Güncelleme Tarihi:
Açıklamada şu ifadelere yer verildi:
"Türkiye’de basın özgürlüğünün olmadığı dünyada tartışılırken, gazeteciler bir kez daha hoyratça gözaltına alındı. Diyarbakır’da olaylar sonrası gazetelerin, haber ajanslarının ve derneğin bulunduğu binaya 1 kişinin kaçtığı iddiasıyla baskın yapan güvenlik güçlerinin, kapı-cam kırarak içeri girmesi ve aceleyle çıkarıldığı anlaşılan tartışmalı bir arama kararıyla; gazetelerin arşivlerini, bilgisayarlarını tahrip etmesi sonucunda, 20’nin üzerinde gazeteciyi göz altına alması kabul edilemez. Halkın dilediği gazeteden, ajanstan haber alma hakkı vardır. Bu hakkın engellenmesi; yaygın haberleşmenin önüne çekilen settir ve seçime 1 ay kala böylesine hoyratça yaklaşımların sergilenmesi de düşündürücüdür. Ellerinde barut izi iddiasıyla gazetecilerin araştırma için gözlem altına alınması da kabul edilemez. Zaten gazetecilerin eline barut izi yakışmaz.
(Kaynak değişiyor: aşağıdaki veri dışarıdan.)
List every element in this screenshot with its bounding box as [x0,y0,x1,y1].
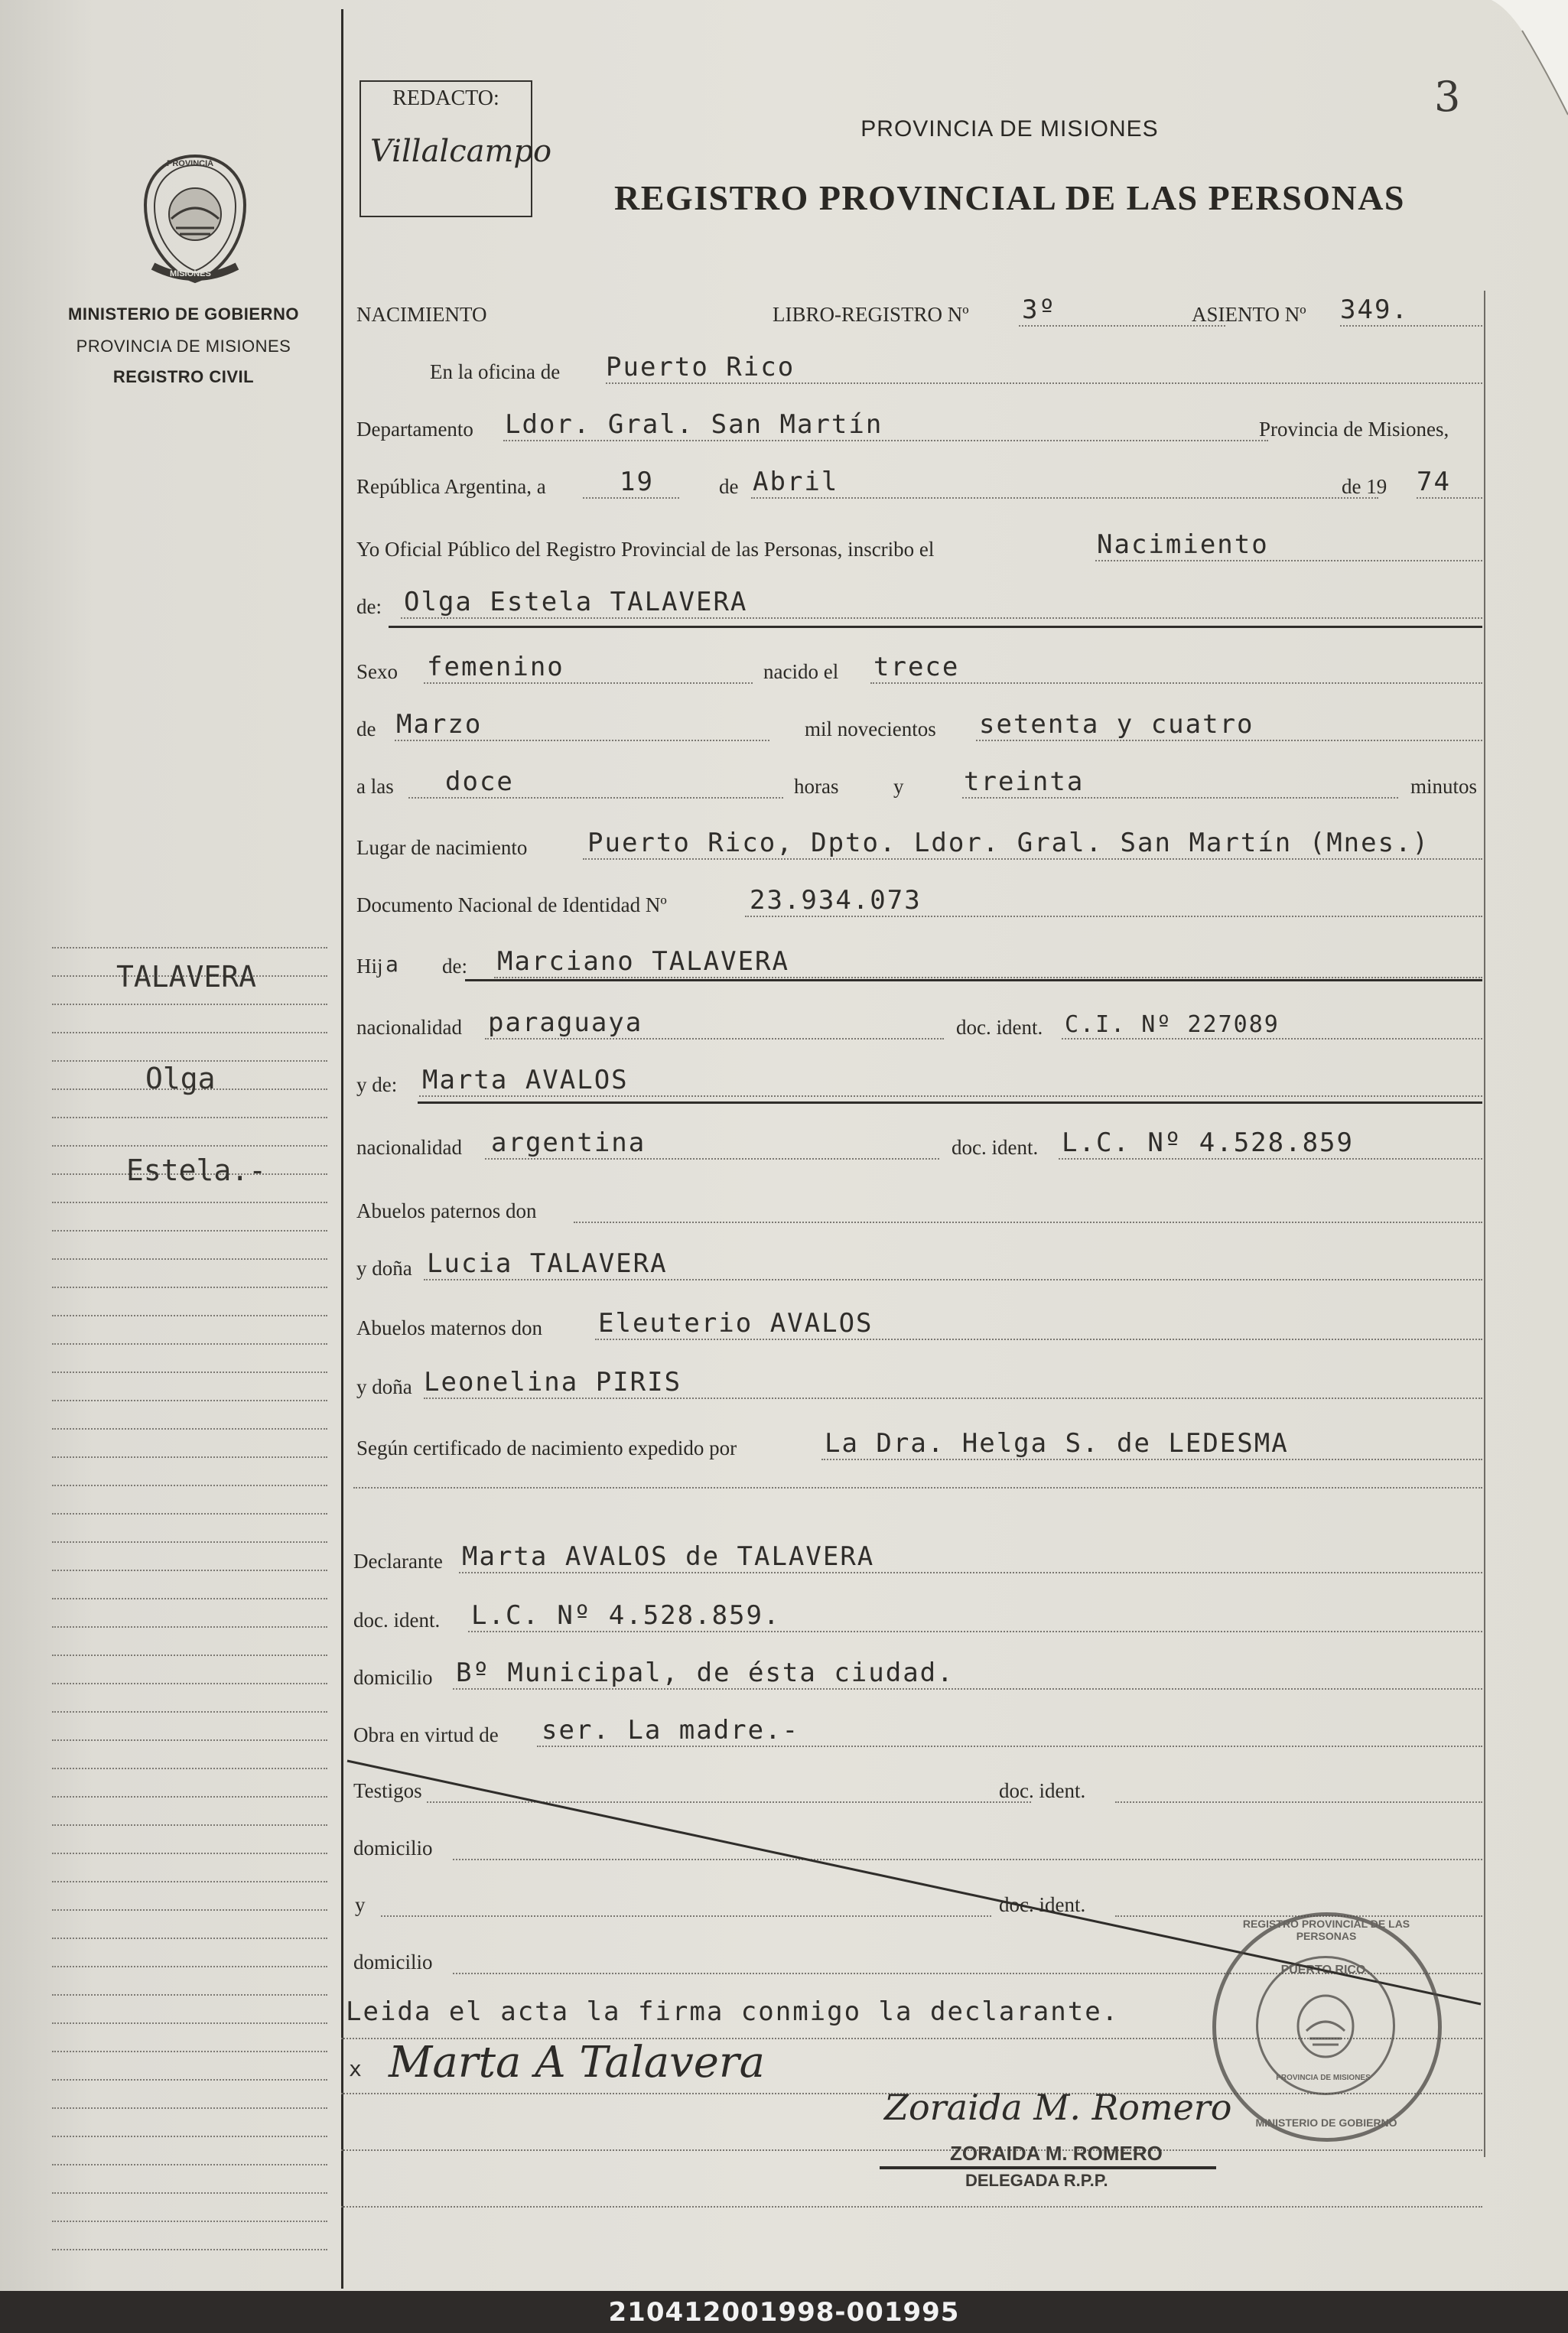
dotted-line [751,497,1378,499]
declarante-doc-value: L.C. Nº 4.528.859. [471,1600,781,1631]
officer-title: DELEGADA R.P.P. [965,2171,1108,2190]
dotted-line [1095,560,1482,561]
margin-line [52,1626,327,1628]
margin-line [52,1541,327,1543]
inscribo-value: Nacimiento [1097,529,1269,560]
row-nacimiento [353,293,1485,331]
leida-text: Leida el acta la firma conmigo la declarante. [346,1996,1120,2027]
row-obra [353,1713,1485,1752]
lugar-label: Lugar de nacimiento [356,836,528,859]
minutos-value: treinta [964,766,1085,797]
padre-nacionalidad-value: paraguaya [488,1007,643,1038]
mes-nacimiento-value: Marzo [396,709,483,740]
margin-line [52,2051,327,2052]
margin-line [52,1598,327,1599]
dotted-line [537,1746,1482,1747]
margin-line [52,1145,327,1147]
testigos-label: Testigos [353,1779,422,1802]
redacto-signature: Villalcampo [370,134,552,169]
row-persona [353,585,1485,623]
stamp-emblem-icon [1293,1991,1358,2061]
dotted-line [821,1459,1482,1460]
blank-dotted-line [353,1487,1482,1489]
anio-nacimiento-value: setenta y cuatro [979,709,1254,740]
mil-label: mil novecientos [805,717,936,740]
registry-stamp [1212,1912,1442,2142]
persona-value: Olga Estela TALAVERA [404,587,748,617]
dni-value: 23.934.073 [750,885,922,916]
margin-line [52,1909,327,1911]
officer-signature: Zoraida M. Romero [884,2087,1232,2128]
dotted-line [870,682,1482,684]
dni-label: Documento Nacional de Identidad Nº [356,893,667,916]
margin-line [52,2249,327,2250]
testigo-domicilio-label: domicilio [353,1837,433,1860]
testigo-y-label: y [355,1893,366,1916]
margin-line [52,1371,327,1373]
margin-line [52,1570,327,1571]
dotted-line [606,382,1482,384]
dotted-line [976,740,1482,741]
margin-line [52,2079,327,2081]
segun-value: La Dra. Helga S. de LEDESMA [825,1428,1289,1459]
stamp-province-text: PROVINCIA DE MISIONES [1276,2074,1371,2082]
asiento-label: ASIENTO Nº [1192,303,1306,326]
page-corner-curl [1492,0,1568,122]
dia-value: 19 [620,467,654,497]
dotted-line [424,682,753,684]
obra-value: ser. La madre.- [542,1715,800,1746]
republica-label: República Argentina, a [356,475,546,498]
margin-line [52,1739,327,1741]
margin-line [52,1117,327,1118]
margin-line [52,2192,327,2194]
seal-label-bottom: MISIONES [170,269,211,278]
row-fecha [353,465,1485,503]
margin-line [52,947,327,948]
section-rule [465,979,1482,981]
registry-title: REGISTRO PROVINCIAL DE LAS PERSONAS [613,178,1406,217]
declarante-signature: Marta A Talavera [389,2038,766,2087]
margin-line [52,1853,327,1854]
margin-line [52,1456,327,1458]
margin-line [52,1343,327,1345]
margin-line [52,1315,327,1316]
stamp-ministry-text: MINISTERIO DE GOBIERNO [1255,2117,1397,2129]
image-code: 210412001998-001995 [608,2297,960,2328]
footer-bar [0,2291,1568,2333]
departamento-label: Departamento [356,418,473,441]
stamp-registry-text: REGISTRO PROVINCIAL DE LAS PERSONAS [1242,1918,1410,1942]
dotted-line [485,1158,939,1160]
dotted-line [419,1095,1482,1097]
dotted-line [459,1572,1482,1573]
margin-line [52,1994,327,1996]
horas-label: horas [794,775,839,798]
margin-surname: TALAVERA [116,960,257,994]
y-de-label: y de: [356,1073,398,1096]
a-las-label: a las [356,775,394,798]
de-label: de [719,475,739,498]
dotted-line [424,1279,1482,1280]
margin-line [52,1400,327,1401]
y-dona-label-2: y doña [356,1375,412,1398]
dotted-line [583,858,1482,860]
doc-ident-label-2: doc. ident. [952,1136,1039,1159]
province-title: PROVINCIA DE MISIONES [860,116,1159,142]
abuela-materna-value: Leonelina PIRIS [424,1367,682,1398]
hij-suffix: a [385,952,400,977]
domicilio-label: domicilio [353,1666,433,1689]
margin-line [52,2107,327,2109]
dotted-line [494,977,1482,978]
margin-line [52,1287,327,1288]
row-anio-nacimiento [353,708,1485,746]
closing-dotted-line [341,2206,1482,2208]
margin-line [52,1004,327,1005]
oficina-label: En la oficina de [430,360,561,383]
dotted-line [401,617,1482,619]
margin-line [52,1202,327,1203]
dotted-line [424,1398,1482,1399]
row-padre-nacionalidad [353,1006,1485,1044]
margin-line [52,2136,327,2137]
row-abuelos-maternos [353,1306,1485,1345]
libro-label: LIBRO-REGISTRO Nº [773,303,969,326]
seal-label-top: PROVINCIA [167,159,214,168]
margin-line [52,1881,327,1882]
dotted-line [962,797,1398,799]
margin-line [52,2221,327,2222]
margin-line [52,1711,327,1713]
hij-de-label: de: [442,955,467,978]
nacimiento-label: NACIMIENTO [356,303,487,326]
redacto-box [359,80,552,217]
row-hijo [353,945,1485,983]
margin-line [52,1513,327,1515]
madre-value: Marta AVALOS [422,1065,629,1095]
padre-doc-value: C.I. Nº 227089 [1065,1011,1280,1038]
section-rule [418,1101,1482,1104]
dotted-line [1417,497,1482,499]
row-dni [353,883,1485,922]
provincia-label: Provincia de Misiones, [1259,418,1449,441]
row-domicilio [353,1656,1485,1694]
dotted-line [574,1222,1482,1223]
row-segun [353,1427,1485,1465]
dotted-line [485,1038,944,1040]
margin-line [52,1796,327,1798]
dotted-line [745,916,1482,917]
section-rule [389,626,1482,628]
dotted-line [468,1631,1482,1632]
abuelos-paternos-label: Abuelos paternos don [356,1199,537,1222]
redacto-label: REDACTO: [392,86,499,110]
margin-line [52,1230,327,1232]
abuelo-materno-value: Eleuterio AVALOS [598,1308,873,1339]
margin-line [52,1032,327,1033]
de-persona-label: de: [356,595,382,618]
dotted-line [395,740,769,741]
row-yo-oficial [353,528,1485,566]
testigo2-doc-label: doc. ident. [999,1893,1086,1916]
madre-doc-value: L.C. Nº 4.528.859 [1062,1127,1354,1158]
margin-first-name: Olga [145,1062,216,1095]
dotted-line [1340,325,1482,327]
libro-value: 3º [1022,294,1056,325]
x-mark: x [349,2056,363,2081]
row-abuela-paterna [353,1247,1485,1285]
dotted-line [595,1339,1482,1340]
margin-line [52,2022,327,2024]
officer-name: ZORAIDA M. ROMERO [950,2142,1163,2165]
sexo-label: Sexo [356,660,398,683]
row-departamento [353,408,1485,446]
doc-ident-label: doc. ident. [956,1016,1043,1039]
margin-line [52,1824,327,1826]
row-abuela-materna [353,1365,1485,1404]
margin-line [52,1258,327,1260]
margin-line [52,1428,327,1430]
ministry-name: MINISTERIO DE GOBIERNO [68,304,299,324]
lugar-value: Puerto Rico, Dpto. Ldor. Gral. San Martín (Mnes.) [587,828,1430,858]
margin-line [52,2164,327,2165]
provincial-seal-icon [138,151,252,285]
margin-line [52,1938,327,1939]
oficina-value: Puerto Rico [606,352,795,382]
departamento-value: Ldor. Gral. San Martín [505,409,883,440]
row-declarante [353,1540,1485,1578]
y-label: y [893,775,904,798]
abuela-paterna-value: Lucia TALAVERA [427,1248,668,1279]
row-sexo [353,650,1485,688]
padre-value: Marciano TALAVERA [497,946,789,977]
nacionalidad-label-2: nacionalidad [356,1136,462,1159]
testigo-doc-label: doc. ident. [999,1779,1086,1802]
declarante-value: Marta AVALOS de TALAVERA [462,1541,875,1572]
row-lugar [353,826,1485,864]
registry-office: REGISTRO CIVIL [112,367,255,386]
hij-label: Hij [356,955,383,978]
margin-line [52,1966,327,1967]
abuelos-maternos-label: Abuelos maternos don [356,1316,542,1339]
margin-line [52,1655,327,1656]
margin-line [52,1683,327,1684]
mes-value: Abril [753,467,839,497]
de-mes-label: de [356,717,376,740]
yo-oficial-label: Yo Oficial Público del Registro Provincial de las Personas, inscribo el [356,538,935,561]
row-abuelos-paternos [353,1189,1485,1228]
minutos-label: minutos [1410,775,1478,798]
province-name: PROVINCIA DE MISIONES [76,337,291,356]
asiento-value: 349. [1340,294,1409,325]
margin-line [52,1768,327,1769]
margin-line [52,1485,327,1486]
dotted-line [583,497,679,499]
row-madre-nacionalidad [353,1126,1485,1164]
margin-second-name: Estela.- [126,1153,267,1187]
nacido-label: nacido el [763,660,839,683]
closing-dotted-line [341,2149,1482,2151]
nacido-value: trece [873,652,960,682]
row-declarante-doc [353,1599,1485,1637]
dotted-line [1062,1038,1482,1040]
nacionalidad-label: nacionalidad [356,1016,462,1039]
page-number: 3 [1434,73,1461,121]
hora-value: doce [445,766,514,797]
anio-label: de 19 [1342,475,1387,498]
sexo-value: femenino [427,652,564,682]
dotted-line [1059,1158,1482,1160]
testigo2-domicilio-label: domicilio [353,1951,433,1973]
doc-ident-label-3: doc. ident. [353,1609,441,1632]
row-hora [353,765,1485,803]
dotted-line [503,440,1268,441]
row-madre [353,1063,1485,1101]
segun-label: Según certificado de nacimiento expedido por [356,1437,737,1459]
dotted-line [453,1688,1482,1690]
madre-nacionalidad-value: argentina [491,1127,646,1158]
signature-underline [880,2166,1216,2169]
stamp-city-text: PUERTO RICO [1280,1964,1366,1977]
y-dona-label: y doña [356,1257,412,1280]
domicilio-value: Bº Municipal, de ésta ciudad. [456,1658,955,1688]
row-oficina [353,350,1485,389]
declarante-label: Declarante [353,1550,443,1573]
obra-label: Obra en virtud de [353,1723,499,1746]
dotted-line [408,797,783,799]
anio-value: 74 [1417,467,1451,497]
Medya binasının böylesine bir baskına uğraması ve gazetecilerin gözaltına alınması, iletişim yasağı getirilmesi, telefonlarının kapatılması gözdağıdır, korkutmadır. Hoyratça baskınların yaşanması güvensizlik ortamı yaratacağı gibi, korkutma ve gözdağının da yarar sağlamayacağı açıktır. İçişleri Bakanlığı ile Diyarbakır Valiliği’nden, hangi gazetecinin elinde barut izi varsa bunun bir an önce açıklanmasını istiyor, ülkeye özgür medya ikliminin yayılmasını bekliyoruz."